The first admirable specimens of hand-made pottery date to the Early Neolithic, and were monochrome or burnished, with incised, impressed but also painted decoration. The best examples though of painted decoration originate from the Middle Neolithic Period. A great variety of pottery wares, monochrome (gray, black) and painted (e.g. black colour on a red burnished background) has been observed in particular in Thessaly during the Late Neolithic. These styles characterized various periods of this long period and require, for a more thorough study, their division into longer (Late Neolithic É and Late Neolithic ÉÉ) and shorter phases (e.g. Tsangli-Larisa, Classical Dimini). In pottery production of the Final Neolithic the skills passed down from previous periods.


Pottery art is a complex and time-consuming process that presupposes a knowledge of all its stages: choice of suitable clay, removal of impurities (manually or by sieving) and clay preparation with or without tempering, modelling of the vase, drying, decorating the surface and firing at a temperature up to 850-900o C. It was produced locally, as is evident from the pottery workshop at Sesklo and the ceramic kiln at Dimini in Volos. The manufacture of pottery was used for the preparation (cooking vessels), the consumption (plates-bowls, spoons, cups) and the storage (jars) of food. From the Middle Neolithic certain types of painted pottery are found only in some households (e.g. Sesklo) or constitute exchangeable products.

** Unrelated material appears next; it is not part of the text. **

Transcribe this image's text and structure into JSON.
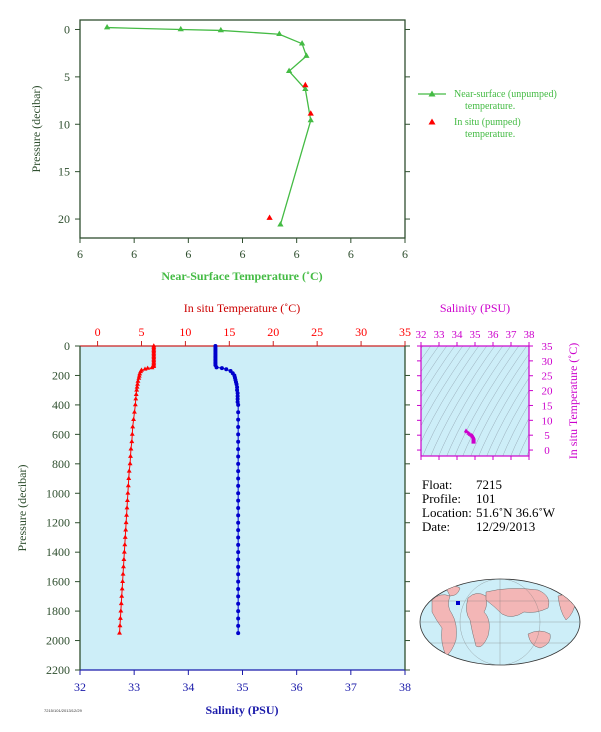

Pottery is an inseparable aspect of Neolithic man's everyday life. It was fragile, for this reason its use was limited. It could break into small pieces (sherds) which could not be used again, for this reason it exclusively represents the period in which it was made and used. On every excavation site it constitutes the most numerous class of finds and is the most reliable marker for the archaeologist of the economic and social characteristics of a particular culture and the intellectual achievements as well.